Gullane’s strategic reaction cuts multiple ways:

*It has closed a deal with Fox Film for the studio to co-produce and take Latin American rights on “Incompatible,” a romantic revenge comedy written by “Till Luck Do Us Part” scribe Paulino Cursino. Gullane is now also in negotiations for Fox TV to acquire Brazilian pay TV rights and also take equity in the film. Shooting early 2017, “Incompatible’s” original screenplay is also sourced from Fox, being adapted for Brazil by Cursino.

*Gullane is driving into high-end TV production, inking with Turner Brasil, headed by Rogerio Gallo, to produce for TNT a  fiction TV series inspired by Brazilian boxer Avelino Freitas.

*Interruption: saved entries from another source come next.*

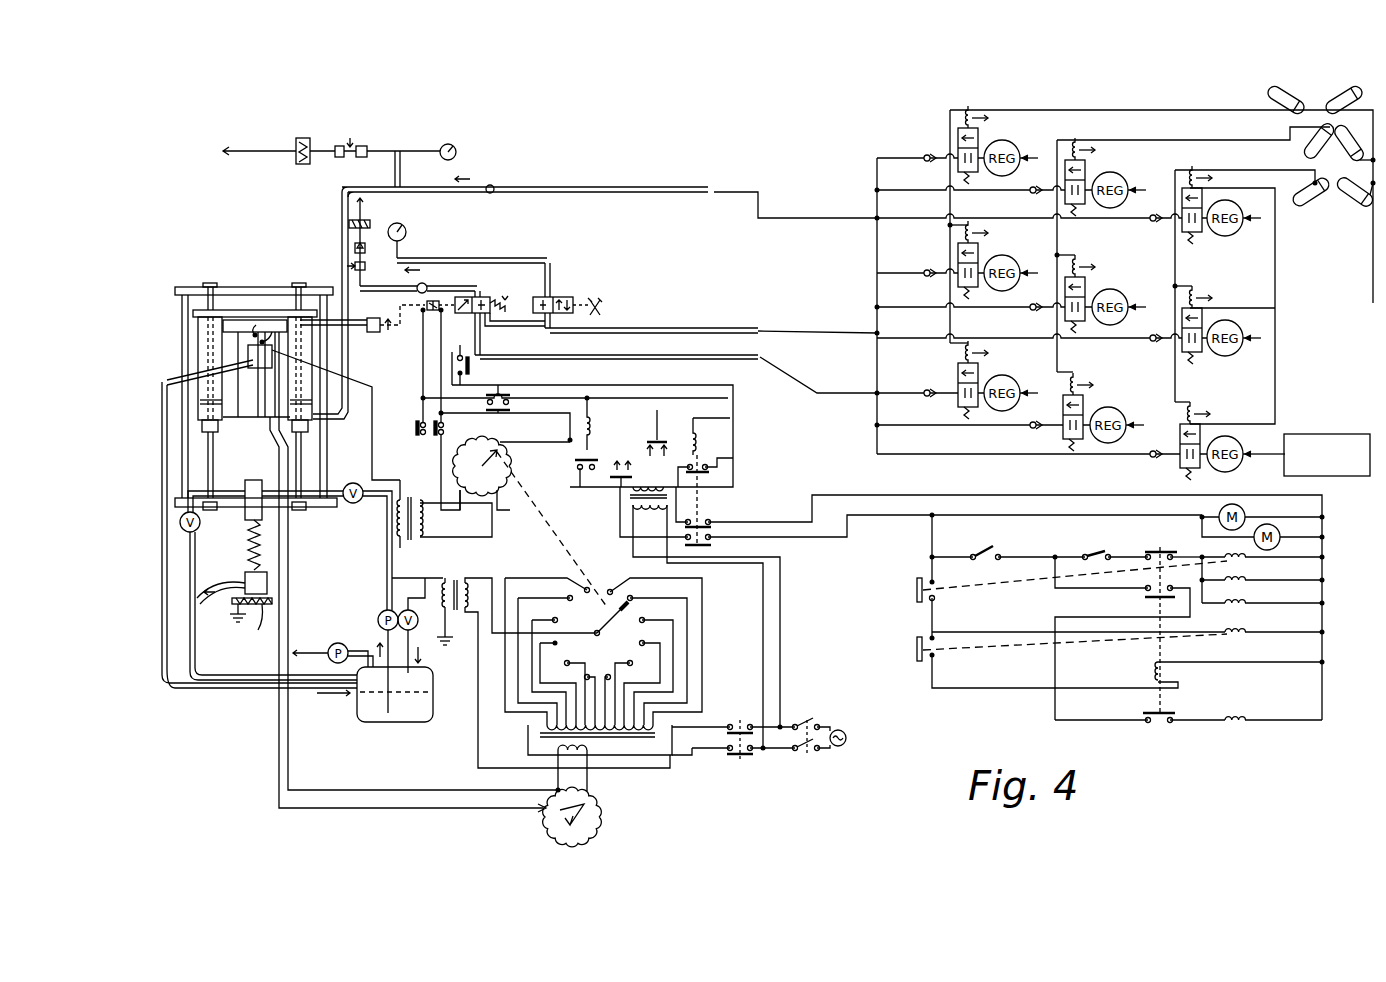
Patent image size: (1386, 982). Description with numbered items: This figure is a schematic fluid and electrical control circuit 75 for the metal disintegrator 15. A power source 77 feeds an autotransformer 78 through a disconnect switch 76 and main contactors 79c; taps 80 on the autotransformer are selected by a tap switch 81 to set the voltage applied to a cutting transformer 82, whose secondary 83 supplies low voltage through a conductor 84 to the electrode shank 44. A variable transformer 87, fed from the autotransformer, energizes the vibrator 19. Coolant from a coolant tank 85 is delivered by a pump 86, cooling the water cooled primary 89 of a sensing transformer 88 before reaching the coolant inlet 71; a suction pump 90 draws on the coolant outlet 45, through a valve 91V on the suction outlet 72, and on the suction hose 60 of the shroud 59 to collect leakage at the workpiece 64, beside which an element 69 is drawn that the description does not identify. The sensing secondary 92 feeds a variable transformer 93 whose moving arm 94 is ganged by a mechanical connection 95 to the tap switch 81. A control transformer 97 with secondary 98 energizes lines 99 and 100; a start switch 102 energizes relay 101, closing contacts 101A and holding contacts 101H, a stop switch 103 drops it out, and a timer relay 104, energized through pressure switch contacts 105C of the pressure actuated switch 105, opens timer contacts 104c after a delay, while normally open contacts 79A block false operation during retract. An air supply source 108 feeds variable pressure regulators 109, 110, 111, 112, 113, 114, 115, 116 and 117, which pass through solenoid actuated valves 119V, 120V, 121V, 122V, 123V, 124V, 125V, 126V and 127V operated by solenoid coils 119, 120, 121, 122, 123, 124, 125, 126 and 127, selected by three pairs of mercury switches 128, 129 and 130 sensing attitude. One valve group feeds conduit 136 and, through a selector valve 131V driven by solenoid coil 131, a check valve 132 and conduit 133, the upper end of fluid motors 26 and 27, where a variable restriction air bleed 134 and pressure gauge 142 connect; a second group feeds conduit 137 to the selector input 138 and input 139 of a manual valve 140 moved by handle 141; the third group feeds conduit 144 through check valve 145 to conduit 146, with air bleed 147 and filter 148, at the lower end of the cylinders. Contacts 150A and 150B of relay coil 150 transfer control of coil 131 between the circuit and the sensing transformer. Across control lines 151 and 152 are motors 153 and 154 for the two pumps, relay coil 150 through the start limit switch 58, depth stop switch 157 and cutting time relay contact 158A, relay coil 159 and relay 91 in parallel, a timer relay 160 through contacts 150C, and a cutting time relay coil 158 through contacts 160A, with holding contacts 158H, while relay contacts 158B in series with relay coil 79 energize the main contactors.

The metal disintegrator 15 is at (185, 287).
The vibrator 19 is at (247, 328).
The fluid motor 26 is at (223, 312).
The fluid motor 27 is at (313, 417).
The electrode shank 44 is at (247, 425).
The coolant outlet 45 is at (252, 370).
The start limit switch 58 is at (980, 562).
The shroud 59 is at (268, 575).
The suction hose 60 is at (206, 583).
The workpiece 64 is at (258, 632).
The contact plate 69 is at (272, 595).
The coolant inlet 71 is at (258, 488).
The suction outlet 72 is at (222, 491).
The control circuit 75 is at (830, 294).
The disconnect switch 76 is at (808, 756).
The power source 77 is at (847, 740).
The autotransformer 78 is at (640, 740).
The relay coil 79 is at (1244, 725).
The normally open contacts 79A is at (472, 366).
The main contactors 79c is at (742, 758).
The taps 80 is at (610, 668).
The tap switch 81 is at (606, 622).
The cutting transformer 82 is at (462, 580).
The secondary 83 is at (440, 590).
The conductor 84 is at (392, 578).
The coolant tank 85 is at (433, 680).
The coolant pump 86 is at (378, 618).
The variable transformer 87 is at (600, 808).
The sensing transformer 88 is at (387, 547).
The water cooled primary 89 is at (405, 498).
The suction pump 90 is at (334, 643).
The relay 91 is at (1244, 608).
The suction valve 91V is at (200, 528).
The secondary 92 is at (424, 530).
The variable transformer 93 is at (478, 446).
The moving arm 94 is at (503, 443).
The mechanical connection 95 is at (536, 534).
The control transformer 97 is at (634, 510).
The secondary 98 is at (633, 488).
The line 99 is at (570, 445).
The line 100 is at (733, 412).
The relay 101 is at (700, 440).
The contacts 101A is at (705, 547).
The holding contacts 101H is at (710, 470).
The start switch 102 is at (656, 436).
The stop switch 103 is at (618, 481).
The timer relay 104 is at (591, 428).
The timer contacts 104c is at (588, 458).
The pressure actuated switch 105 is at (373, 332).
The pressure switch contacts 105C is at (392, 330).
The air supply source 108 is at (1320, 434).
The variable pressure regulator 109 is at (1010, 174).
The variable pressure regulator 110 is at (1012, 288).
The variable pressure regulator 111 is at (1014, 407).
The variable pressure regulator 112 is at (1120, 205).
The variable pressure regulator 113 is at (1120, 322).
The variable pressure regulator 114 is at (1126, 436).
The variable pressure regulator 115 is at (1232, 236).
The variable pressure regulator 116 is at (1230, 356).
The variable pressure regulator 117 is at (1232, 472).
The solenoid coil 119 is at (971, 112).
The solenoid actuated valve 119V is at (985, 136).
The solenoid coil 120 is at (972, 234).
The solenoid actuated valve 120V is at (985, 250).
The solenoid coil 121 is at (972, 353).
The solenoid actuated valve 121V is at (985, 373).
The solenoid coil 122 is at (1078, 144).
The solenoid actuated valve 122V is at (1092, 166).
The solenoid coil 123 is at (1080, 262).
The solenoid actuated valve 123V is at (1092, 280).
The solenoid coil 124 is at (1078, 378).
The solenoid actuated valve 124V is at (1090, 398).
The solenoid coil 125 is at (1196, 170).
The solenoid actuated valve 125V is at (1210, 200).
The solenoid coil 126 is at (1196, 296).
The solenoid actuated valve 126V is at (1210, 320).
The solenoid coil 127 is at (1196, 412).
The solenoid actuated valve 127V is at (1208, 436).
The pair of mercury switches 128 is at (1352, 94).
The pair of mercury switches 129 is at (1337, 146).
The pair of mercury switches 130 is at (1333, 196).
The solenoid coil 131 is at (426, 302).
The selector valve 131V is at (478, 296).
The check valve 132 is at (426, 284).
The conduit 133 is at (342, 292).
The variable restriction air bleed 134 is at (357, 262).
The conduit 136 is at (745, 358).
The conduit 137 is at (690, 330).
The input 138 is at (490, 328).
The input 139 is at (552, 320).
The manual valve 140 is at (560, 296).
The handle 141 is at (600, 302).
The pressure gauge 142 is at (407, 232).
The conduit 144 is at (722, 190).
The check valve 145 is at (495, 193).
The conduit 146 is at (383, 193).
The variable air bleed 147 is at (366, 146).
The filter 148 is at (302, 138).
The relay coil 150 is at (1244, 562).
The normally open relay contacts 150A is at (410, 425).
The normally closed contacts 150B is at (505, 412).
The normally open contacts 150C is at (916, 592).
The control line 151 is at (936, 540).
The control line 152 is at (1323, 606).
The motor 153 is at (1246, 512).
The motor 154 is at (1280, 534).
The depth stop switch 157 is at (1098, 552).
The cutting time relay coil 158 is at (1165, 672).
The cutting time relay contact 158A is at (1135, 550).
The relay contacts 158B is at (1176, 711).
The holding contacts 158H is at (1148, 598).
The relay coil 159 is at (1244, 585).
The timer relay 160 is at (1244, 636).
The normally open contacts 160A is at (916, 648).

Marking his first TV work in 21 years, Walter Salles directs from a screenplay by Sergio Machado (“Lower City”).

*Beyond “Incompatible,” Gullane is producing two other big local comedies, the Bacchanalian “Office Party,” now completed, and “Women,” a romantic comedy directed by Portugal’s Leonel Vieira.

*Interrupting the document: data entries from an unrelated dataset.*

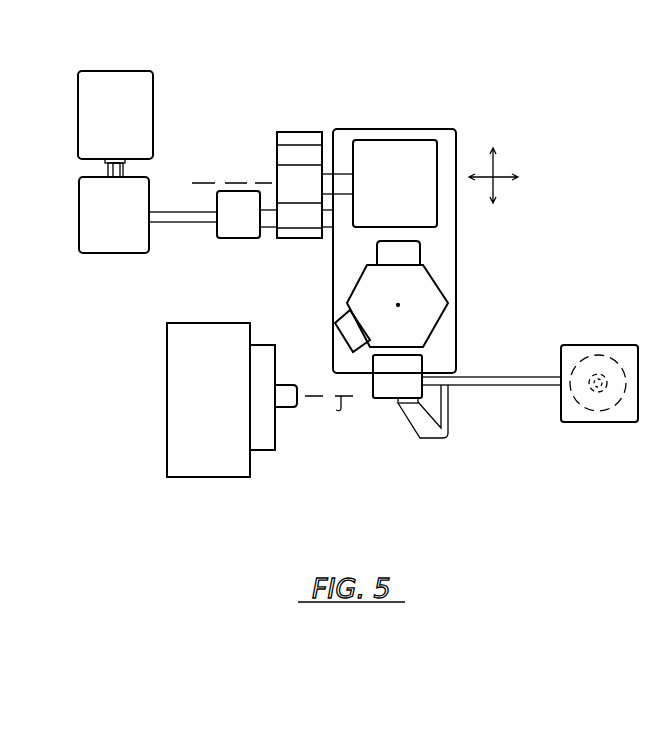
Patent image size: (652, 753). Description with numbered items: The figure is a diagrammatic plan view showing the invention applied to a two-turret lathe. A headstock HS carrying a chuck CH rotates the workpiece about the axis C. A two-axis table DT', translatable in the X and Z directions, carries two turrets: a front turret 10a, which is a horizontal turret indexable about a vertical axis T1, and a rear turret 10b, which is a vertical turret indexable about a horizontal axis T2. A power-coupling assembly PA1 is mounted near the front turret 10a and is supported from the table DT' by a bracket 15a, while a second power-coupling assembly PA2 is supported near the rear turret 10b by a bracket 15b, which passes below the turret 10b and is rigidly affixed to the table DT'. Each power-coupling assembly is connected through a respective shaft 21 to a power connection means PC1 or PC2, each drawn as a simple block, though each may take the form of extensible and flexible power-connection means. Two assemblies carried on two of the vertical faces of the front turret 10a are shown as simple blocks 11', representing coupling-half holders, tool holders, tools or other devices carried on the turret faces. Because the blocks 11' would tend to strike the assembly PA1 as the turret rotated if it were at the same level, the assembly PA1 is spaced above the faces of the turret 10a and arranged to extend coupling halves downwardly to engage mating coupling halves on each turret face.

The power connection means PC2 is at (118, 254).
The shaft 21 is at (197, 224).
The power-coupling assembly PA2 is at (238, 240).
The horizontal axis T2 is at (230, 182).
The bracket 15b is at (328, 229).
The rear turret 10b is at (292, 131).
The two-axis table DT' is at (433, 251).
The blocks 11' is at (354, 279).
The front turret 10a is at (445, 296).
The vertical axis T1 is at (398, 306).
The power-coupling assembly PA1 is at (393, 400).
The bracket 15a is at (443, 440).
The power connection means PC1 is at (600, 423).
The headstock HS is at (177, 478).
The chuck CH is at (268, 452).
The axis C is at (338, 410).
The X direction X is at (492, 166).
The Z direction Z is at (502, 180).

*Forging new partnerships, Gullane has pacted with Paris Filmes –  in a rare punt on a drama-thriller for the distributor of most of Brazil’s big comedies – to co-produce “The Hanged,’  the awaited next Brazilian movie by Fernando Coimbra, coming off his direction of “Narcos” and U.S. movie “Sand Castle,” with Nicholas Hoult.

*Gullane is driving into English-language production, producing Karim Ainouz’s Japan-set action drama “Neon River,” also Ainouz’s English-language debut. Germany’s The Match Factory has acquired world sales rights.

*Exploring new international distribution tactics, Gullane and  Vieira’s Stopline Filmes will day-and-date in Brazil and Portugal the release of “Women,” starring Brazilian megastar Paola Oliveira and Portugal’s Ricardo Pereira, aiming for a two-territory movie hit, which is rare on Brazilian films. Release is scheduled for June/July 2017.

In further deals, Warner Bros. is co-producing “The Morning King,’ the feature directorial debut of editor Daniel Rezende, who won an Academy Award nomination for “City of God” and edited Terrence Malick’s “Tree of Life.”

The Brazilian film industry’s “biggest problem is not politics. It’s about money, the economic crisis,” Fabiano Gullane said at the San Sebastian Festival.

The sector has three main sources of movie finance in Brazil, he added: Direct subsidies from the Fondo Setorial do Audiovisual  which “is going very well”; industry money from Fox, Sony, Warner, HBO and so on; and tax incentives.

Fabiano Gullane explained: “Companies in Brazil that made a good profit in the year can invest part of their tax in film and TV productions. That money is now no longer available, which is our current big challenge.”

Gullane’s reaction has been to attempt to strengthen its international and, on the domestic front, court “big trademarks, such as Hollywood studios.

That is no impossible ask, Gullan said. “When Warner Bros., Fox or Sony come in on a project, they are now making a big effort to finance much more of it, not limiting investment to the R$3 million ($924,000), which qualifies for a tax break,” Gullane said.

Based in a market where art films traditionally underperform, Gullane’s Holy Grail is still to produce movies which run up substantial theatrical box office in and outside Brazil. One crossover prospect is Rezende’s “The Morning King,’ about an artist who becomes a TV clown host on a 1980s’ children show, wins fame and fortune, at expense of alienating his son. Screenplay is by Luiz Bolognesi whose animated feature “Rio 2096: A Story of Love and Fury” won Annecy’s top Golden Crystal in 2013.

Gullane has in post-production “Just Like Our Parents,” the first film by Lais Bodanzky – one of Brazil’s best-known women directors – to address directly the situation of women in Brazil. It turns on a 40-year-old woman who’s “still both a daughter and a mother, has to be great at work but also take more care of her children than her husband,” as screenwriter Luiz Bolognesi has put it. Brazilian TV giant Globo co-produces, ensuring huge marketing muscle in Brazil.

In another potential play for the international market, Gullane has concluded development on animated feature “Noah’s Ark,” co-produced with Walter Salles’ Videocine and Globo, directed by Sergio Machado, and based on the songs of Vinicius de Moraes, who composed “Girl from Ipanema.”